L'indice Dow Jones Industrial Average a grimpé mardi à un nouveau sommet historique, tandis que le Nasdaq 100 chutait de 1,89 %, plombé par une déroute des valeurs semi-conductrices et un repli des producteurs d'énergie alors que les cours du pétrole brut plongeaient à leur plus bas niveau en trois mois et demi.
Le S&P 500 a reculé de 0,57 %, tandis que le Dow a gagné 0,64 % pour signer une clôture record. L'écart entre le Dow et le Nasdaq, riche en valeurs technologiques, était le plus large depuis des semaines, reflétant une rotation des valeurs de croissance vers les secteurs value, alors que la réunion de politique monétaire de deux jours de la Réserve fédérale débutait.

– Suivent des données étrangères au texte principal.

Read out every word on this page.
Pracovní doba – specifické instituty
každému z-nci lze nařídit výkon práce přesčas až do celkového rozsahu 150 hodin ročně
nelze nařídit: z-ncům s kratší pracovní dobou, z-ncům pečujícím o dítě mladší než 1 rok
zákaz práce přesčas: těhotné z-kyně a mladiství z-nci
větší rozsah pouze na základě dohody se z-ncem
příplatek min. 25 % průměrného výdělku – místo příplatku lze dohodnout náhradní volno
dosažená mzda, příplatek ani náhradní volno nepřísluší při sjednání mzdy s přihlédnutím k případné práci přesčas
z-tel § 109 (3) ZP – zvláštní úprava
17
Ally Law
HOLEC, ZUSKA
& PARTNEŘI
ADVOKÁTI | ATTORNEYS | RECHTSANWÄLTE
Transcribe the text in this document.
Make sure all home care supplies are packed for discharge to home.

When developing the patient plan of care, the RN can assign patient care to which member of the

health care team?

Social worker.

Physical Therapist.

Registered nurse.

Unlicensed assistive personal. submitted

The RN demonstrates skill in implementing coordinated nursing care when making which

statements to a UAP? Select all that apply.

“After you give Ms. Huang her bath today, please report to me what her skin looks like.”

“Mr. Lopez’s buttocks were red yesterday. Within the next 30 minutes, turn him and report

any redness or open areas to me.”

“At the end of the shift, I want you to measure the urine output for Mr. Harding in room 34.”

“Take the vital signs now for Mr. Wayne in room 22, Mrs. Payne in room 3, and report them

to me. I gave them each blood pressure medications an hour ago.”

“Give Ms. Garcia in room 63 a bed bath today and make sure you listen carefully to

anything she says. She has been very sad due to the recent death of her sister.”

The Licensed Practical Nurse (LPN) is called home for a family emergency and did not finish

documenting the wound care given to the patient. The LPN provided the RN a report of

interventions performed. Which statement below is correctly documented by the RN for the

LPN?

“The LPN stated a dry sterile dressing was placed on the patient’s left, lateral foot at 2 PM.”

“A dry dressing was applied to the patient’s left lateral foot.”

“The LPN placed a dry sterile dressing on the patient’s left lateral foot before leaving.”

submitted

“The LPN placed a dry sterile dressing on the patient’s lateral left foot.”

« Le marché intègre une Fed moins hawkish compte tenu de la chute brutale des prix du pétrole, mais la technologie est frappée par un ensemble distinct de préoccupations concernant la demande de puces et le positionnement avant les résultats de Micron », a déclaré Sarah Lin, analyste des marchés actions chez Edgen. « La vigueur du Dow montre qu'il s'agit d'une rotation, et non d'un mouvement général de dérisquage. »
Les fabricants de puces ont subi le plus fort des ventes. Marvell Technology a dévissé de plus de 9 %, la plus forte baisse du Nasdaq 100, tandis qu'Intel a chuté de plus de 8 % et qu'Advanced Micro Devices et KLA Corp ont chacun perdu plus de 7 %. Micron Technology a glissé de plus de 6 % avant la publication de son rapport trimestriel mercredi après la clôture. Lam Research a cédé plus de 5 %, et ASML Holding, Broadcom et NXP Semiconductors ont chacun reculé de plus de 4 %. Les valeurs des logiciels et de la cybersécurité ont également faibli, Atlassian Corp perdant plus de 3 % et Zscaler plus de 2 %.
Le repli technologique a coïncidé avec une forte baisse du pétrole brut, qui a amplifié la rotation. Le brut WTI a plongé de plus de 5 % à son plus bas niveau en trois mois et demi après que les États-Unis et l'Iran sont convenus de rouvrir le détroit d'Ormuz, renforçant les attentes d'un regain de l'offre pétrolière. Goldman Sachs a réduit ses prévisions pour le Brent à 80 dollars le baril au quatrième trimestre, contre 90 dollars, et a indiqué que les exportations de pétrole brut du Golfe Persique pourraient revenir à leurs niveaux d'avant-guerre d'ici fin juillet — soit un mois plus tôt que prévu. Les valeurs énergétiques ont suivi le pétrole dans son repli, Halliburton perdant plus de 2 % et ConocoPhillips, Devon Energy et Occidental Petroleum cédant chacune plus de 1 %.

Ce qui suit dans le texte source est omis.